There is a function, Pick, which is similar (but not identical) to this MATLAB feature. Pick[a, b] will return those elements of a for which the corresponding element of b is True. Pick[a, b, 1] allows using 1 instead of True. a and b can be arbitrary dimensional tensors or even ragged lists.

That said, there is no direct equivalent of L[T > 15] = 0. However, anything that can be accomplished with this syntax in MATLAB should be doable using arithmetic operations between tensors (as in my example). This will buy you the performance advantage of vectorization, but it'll still be a bit slower than direct assignment.


Update:

This is a set of functions to help working in this paradigm:

greatereq[a_, b_] := UnitStep[a - b]
lesseq[a_, b_] := UnitStep[b - a]
greater[a_, b_] := 1 - lesseq[a, b]
less[a_, b_] := 1 - greatereq[a, b]
unequal[a_, b_] := Unitize[a - b]
equal[a_, b_] := 1 - unequal[a, b]

equal[a_, b_, c__] := equal[a, b] equal[b, c]
less[a_, b_, c__] := less[a, b] less[b, c]
greater[a_, b_, c__] := greater[a, b] greater[b, c]
lesseq[a_, b_, c__] := lesseq[a, b] lesseq[b, c]
greatereq[a_, b_, c__] := greatereq[a, b] greatereq[b, c]

unequal[a__] := Times @@ (unequal @@@ Subsets[{a}, {2}])

ClearAll[booleval]
booleval[condition_] := 
 Unevaluated[condition] /. {arr_?ArrayQ :> arr, Less -> less, Greater -> greater, 
   LessEqual -> lesseq, Equal -> equal, Unequal -> unequal, 
   GreaterEqual -> greatereq, Or -> Composition[Unitize, Plus], 
   And -> Times, Not -> (1 - # &), True -> 1, False -> 0}

ClearAll[pick]
pick[array_, condition_] :=
 Pick[array,
  booleval[condition],
  1]

booleval will take a set of (in)equalities over arrays and will evaluate them to obtain an array of Boolean values (0 or 1) while making use of vectorization and keeping packed arrays packed. pick will extract the part of an array corresponding to 1s. This will work similarly to MATLAB.

Example:

a = Range[10];
pick[a, a > 5 || a^2 <= 10]

(* ==> {1, 2, 3, 6, 7, 8, 9, 10} *)

The advantage is the convenience of using standard notation for inequalities instead of a cryptic UnitStep.

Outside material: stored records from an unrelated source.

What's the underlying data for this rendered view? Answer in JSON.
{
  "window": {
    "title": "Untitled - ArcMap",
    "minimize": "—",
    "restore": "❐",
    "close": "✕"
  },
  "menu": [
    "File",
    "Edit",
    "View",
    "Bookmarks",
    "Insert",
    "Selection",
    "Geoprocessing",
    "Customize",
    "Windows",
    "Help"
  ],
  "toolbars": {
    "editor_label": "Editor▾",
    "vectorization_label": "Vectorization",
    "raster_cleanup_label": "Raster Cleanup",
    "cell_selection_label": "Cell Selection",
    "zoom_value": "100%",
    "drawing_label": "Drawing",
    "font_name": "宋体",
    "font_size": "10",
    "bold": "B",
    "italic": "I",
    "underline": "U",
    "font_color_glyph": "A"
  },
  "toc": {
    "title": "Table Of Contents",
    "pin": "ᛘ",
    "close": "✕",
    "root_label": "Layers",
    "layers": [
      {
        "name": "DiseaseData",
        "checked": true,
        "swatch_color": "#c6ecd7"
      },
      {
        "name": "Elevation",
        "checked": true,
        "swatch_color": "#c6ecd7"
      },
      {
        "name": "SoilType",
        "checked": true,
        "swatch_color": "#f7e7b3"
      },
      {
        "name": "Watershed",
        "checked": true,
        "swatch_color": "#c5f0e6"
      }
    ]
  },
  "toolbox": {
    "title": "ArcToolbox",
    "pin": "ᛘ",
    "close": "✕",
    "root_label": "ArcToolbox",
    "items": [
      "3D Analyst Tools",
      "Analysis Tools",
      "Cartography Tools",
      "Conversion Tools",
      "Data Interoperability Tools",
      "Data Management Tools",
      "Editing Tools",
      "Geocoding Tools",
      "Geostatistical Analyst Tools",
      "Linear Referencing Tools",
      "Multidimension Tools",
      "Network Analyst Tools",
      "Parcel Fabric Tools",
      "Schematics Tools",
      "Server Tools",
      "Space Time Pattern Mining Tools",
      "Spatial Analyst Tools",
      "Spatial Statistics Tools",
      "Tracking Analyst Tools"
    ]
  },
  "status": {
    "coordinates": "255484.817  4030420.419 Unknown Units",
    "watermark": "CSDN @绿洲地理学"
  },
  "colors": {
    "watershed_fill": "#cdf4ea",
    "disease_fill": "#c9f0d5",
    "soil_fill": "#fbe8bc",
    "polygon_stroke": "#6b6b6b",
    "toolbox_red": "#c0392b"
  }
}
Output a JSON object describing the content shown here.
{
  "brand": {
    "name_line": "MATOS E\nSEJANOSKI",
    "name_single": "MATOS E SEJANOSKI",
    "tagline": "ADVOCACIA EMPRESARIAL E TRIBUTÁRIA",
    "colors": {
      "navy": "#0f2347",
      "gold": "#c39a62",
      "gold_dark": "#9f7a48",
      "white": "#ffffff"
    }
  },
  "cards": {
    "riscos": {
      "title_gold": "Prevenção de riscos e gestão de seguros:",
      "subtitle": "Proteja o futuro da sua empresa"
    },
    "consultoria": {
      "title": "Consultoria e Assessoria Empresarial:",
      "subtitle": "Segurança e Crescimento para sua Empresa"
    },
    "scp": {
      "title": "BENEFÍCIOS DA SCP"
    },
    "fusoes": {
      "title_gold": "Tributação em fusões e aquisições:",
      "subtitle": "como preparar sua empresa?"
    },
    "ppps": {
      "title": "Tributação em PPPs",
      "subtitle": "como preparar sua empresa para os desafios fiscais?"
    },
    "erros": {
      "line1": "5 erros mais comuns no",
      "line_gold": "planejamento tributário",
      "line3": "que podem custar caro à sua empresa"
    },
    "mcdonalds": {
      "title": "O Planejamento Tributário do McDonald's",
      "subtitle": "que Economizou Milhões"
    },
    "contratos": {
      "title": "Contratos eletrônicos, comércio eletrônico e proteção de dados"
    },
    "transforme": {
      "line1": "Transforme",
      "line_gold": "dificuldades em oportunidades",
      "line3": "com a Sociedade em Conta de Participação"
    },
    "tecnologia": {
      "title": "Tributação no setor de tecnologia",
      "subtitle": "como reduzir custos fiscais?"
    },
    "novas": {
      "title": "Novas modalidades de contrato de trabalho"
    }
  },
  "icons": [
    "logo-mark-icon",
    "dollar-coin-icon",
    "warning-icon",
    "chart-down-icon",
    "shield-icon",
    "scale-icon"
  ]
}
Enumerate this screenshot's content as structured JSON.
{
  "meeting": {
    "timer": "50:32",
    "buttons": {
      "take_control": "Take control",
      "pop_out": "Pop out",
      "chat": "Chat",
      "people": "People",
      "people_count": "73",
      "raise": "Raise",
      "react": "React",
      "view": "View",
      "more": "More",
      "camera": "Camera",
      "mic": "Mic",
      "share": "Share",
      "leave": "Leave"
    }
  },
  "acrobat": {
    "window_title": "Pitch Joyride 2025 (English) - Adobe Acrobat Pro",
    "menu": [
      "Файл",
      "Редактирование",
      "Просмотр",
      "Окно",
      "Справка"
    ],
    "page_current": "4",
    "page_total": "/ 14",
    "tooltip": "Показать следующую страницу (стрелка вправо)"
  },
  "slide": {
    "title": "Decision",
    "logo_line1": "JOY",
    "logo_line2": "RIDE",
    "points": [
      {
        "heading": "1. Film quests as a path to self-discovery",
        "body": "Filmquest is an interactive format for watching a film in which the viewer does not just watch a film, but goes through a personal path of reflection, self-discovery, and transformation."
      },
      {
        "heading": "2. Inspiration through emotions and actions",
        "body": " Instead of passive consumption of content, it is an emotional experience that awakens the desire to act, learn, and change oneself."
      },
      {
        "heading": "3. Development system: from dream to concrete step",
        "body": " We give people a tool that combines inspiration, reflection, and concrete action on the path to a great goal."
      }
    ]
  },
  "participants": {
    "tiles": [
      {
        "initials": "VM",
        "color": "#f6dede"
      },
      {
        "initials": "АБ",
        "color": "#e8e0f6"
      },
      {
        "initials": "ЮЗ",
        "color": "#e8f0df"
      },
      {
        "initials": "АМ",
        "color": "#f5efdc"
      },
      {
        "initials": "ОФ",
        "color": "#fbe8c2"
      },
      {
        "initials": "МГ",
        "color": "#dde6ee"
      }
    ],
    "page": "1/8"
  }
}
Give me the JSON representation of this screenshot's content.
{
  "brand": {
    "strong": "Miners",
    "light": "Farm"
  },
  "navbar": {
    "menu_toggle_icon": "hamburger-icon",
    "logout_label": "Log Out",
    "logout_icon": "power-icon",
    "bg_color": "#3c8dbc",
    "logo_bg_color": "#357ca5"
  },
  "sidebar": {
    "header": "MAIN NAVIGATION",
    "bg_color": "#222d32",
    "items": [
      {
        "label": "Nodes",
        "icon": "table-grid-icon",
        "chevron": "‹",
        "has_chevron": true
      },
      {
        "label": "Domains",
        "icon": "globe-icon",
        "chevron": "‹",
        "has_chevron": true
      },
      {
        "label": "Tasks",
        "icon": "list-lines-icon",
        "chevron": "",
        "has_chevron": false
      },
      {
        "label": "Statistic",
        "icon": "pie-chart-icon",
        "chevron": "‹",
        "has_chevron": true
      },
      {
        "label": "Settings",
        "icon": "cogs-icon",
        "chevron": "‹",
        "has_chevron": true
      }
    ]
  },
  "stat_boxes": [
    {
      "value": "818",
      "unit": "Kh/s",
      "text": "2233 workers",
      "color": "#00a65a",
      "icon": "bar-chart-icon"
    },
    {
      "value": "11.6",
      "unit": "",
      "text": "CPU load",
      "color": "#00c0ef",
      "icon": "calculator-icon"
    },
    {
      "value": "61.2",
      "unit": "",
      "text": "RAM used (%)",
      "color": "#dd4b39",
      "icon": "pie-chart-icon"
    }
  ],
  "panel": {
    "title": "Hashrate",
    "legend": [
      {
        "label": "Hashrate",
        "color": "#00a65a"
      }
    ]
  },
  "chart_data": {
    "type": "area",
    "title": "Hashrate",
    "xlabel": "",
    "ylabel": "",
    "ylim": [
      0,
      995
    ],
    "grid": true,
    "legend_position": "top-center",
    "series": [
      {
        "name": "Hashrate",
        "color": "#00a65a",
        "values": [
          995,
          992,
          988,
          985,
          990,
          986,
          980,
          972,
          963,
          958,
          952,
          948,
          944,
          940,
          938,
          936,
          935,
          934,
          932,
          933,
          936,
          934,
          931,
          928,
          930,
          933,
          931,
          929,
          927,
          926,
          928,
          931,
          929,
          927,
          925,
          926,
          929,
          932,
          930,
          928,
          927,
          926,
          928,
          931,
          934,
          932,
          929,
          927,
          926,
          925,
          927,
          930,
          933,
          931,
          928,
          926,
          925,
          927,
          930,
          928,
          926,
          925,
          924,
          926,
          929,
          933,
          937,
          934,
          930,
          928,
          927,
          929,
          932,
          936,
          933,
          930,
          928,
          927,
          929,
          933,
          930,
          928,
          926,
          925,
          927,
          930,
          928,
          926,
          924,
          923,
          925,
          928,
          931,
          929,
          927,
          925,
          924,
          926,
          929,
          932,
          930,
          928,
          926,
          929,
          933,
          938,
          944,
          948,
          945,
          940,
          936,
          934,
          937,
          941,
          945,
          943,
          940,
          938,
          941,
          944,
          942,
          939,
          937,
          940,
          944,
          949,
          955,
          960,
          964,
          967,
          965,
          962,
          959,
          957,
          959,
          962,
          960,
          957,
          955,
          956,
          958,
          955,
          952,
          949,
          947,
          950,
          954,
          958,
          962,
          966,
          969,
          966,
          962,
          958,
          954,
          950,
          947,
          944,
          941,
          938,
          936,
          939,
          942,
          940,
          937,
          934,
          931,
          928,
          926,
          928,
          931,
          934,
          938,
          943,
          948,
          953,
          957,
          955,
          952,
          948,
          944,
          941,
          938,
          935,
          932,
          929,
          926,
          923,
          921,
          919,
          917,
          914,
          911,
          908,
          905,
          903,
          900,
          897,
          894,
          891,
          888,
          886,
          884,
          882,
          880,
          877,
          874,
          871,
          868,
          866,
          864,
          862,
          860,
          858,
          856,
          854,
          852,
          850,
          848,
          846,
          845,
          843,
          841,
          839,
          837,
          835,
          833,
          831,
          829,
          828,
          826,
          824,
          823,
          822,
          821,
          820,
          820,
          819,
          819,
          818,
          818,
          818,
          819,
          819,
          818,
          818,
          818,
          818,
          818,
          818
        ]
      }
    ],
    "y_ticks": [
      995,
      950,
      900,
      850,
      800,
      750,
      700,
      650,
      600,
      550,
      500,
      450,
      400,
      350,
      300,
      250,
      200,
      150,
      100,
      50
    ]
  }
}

The OP's example would be written as L booleval[T <= 15].


Using a little Mathematica pattern matching, I think you can get similar performance as @Szabolcs's answer while having nice Matlab-style syntax:

replaceWhere[cond_, selectTrue_, selectFalse_] := 
   With[{evaluatedCondition = evaluateTensorCondition[cond]},
        selectTrue*evaluatedCondition + selectFalse*(1 - evaluatedCondition)]

replaceWhere[cond_, selectTrue_] := replaceWhere[cond, selectTrue, 0]

evaluateTensorCondition[a_ > b_] := UnitStep[a - b]    

evaluateTensorCondition[a_ < b_] := UnitStep[b - a]

evaluateTensorCondition[a_ && b_] := 
    evaluateTensorCondition[a]*evaluateTensorCondition[b]

evaluateTensorCondition[a_ || b_] := 
    UnitStep[evaluateTensorCondition[a]+evaluateTensorCondition[b]-1]

(implementing more comparison and logical operators should be straightforward)

Usage:

replaceWhere[T > 15, L, 0]

returns a new list, where every index that is greater than 15 in T is set to 0 , the other elements are the same as L. And it should have similar performance as @Szabolcs's answer, because all the conditions are just transformed into vectorizable tensor operations. (I haven't timed it, though.)

Note that this works for arbitrarily complex expressions, and the last two parameters can be tensors or scalars:

replaceWhere[(T > 5 && T < 15) || Sin[L]<Cos[T], L, L*2]

If you evaluate this expression symbolically:

Clear[T, L]
replaceWhere[(T > 5 && T < 15) || Sin[L] < Cos[T], L, 0]

you get one long tensor expression composed of UnitStep's

Out = L UnitStep[-1 + UnitStep[15 - T] UnitStep[-5 + T] + UnitStep[Cos[T] - Sin[L]]]

So "under the hood" Mathematica will do the same operations as in @Szabolcs's answer. You just get a more readable syntax.


If you don't want to do all those fancy syntax manipulations, you can always use MapThread to combine higher dimensional arrays in any way you'd like. For your question, this would be:

MapThread[If[#1 > 15, 0, #2] &, {T, L}, 2]

This takes the 2d-Tensors (last argument 2) T and L (second argument {T, L}), passes the corresponding elements in the two tensors to a function (first argument If[#1 > 15, 0, #2] &) and returns a new tensor containing the return value of that function. This is slower than @Szabolic's answer, but it is also a lot more flexible.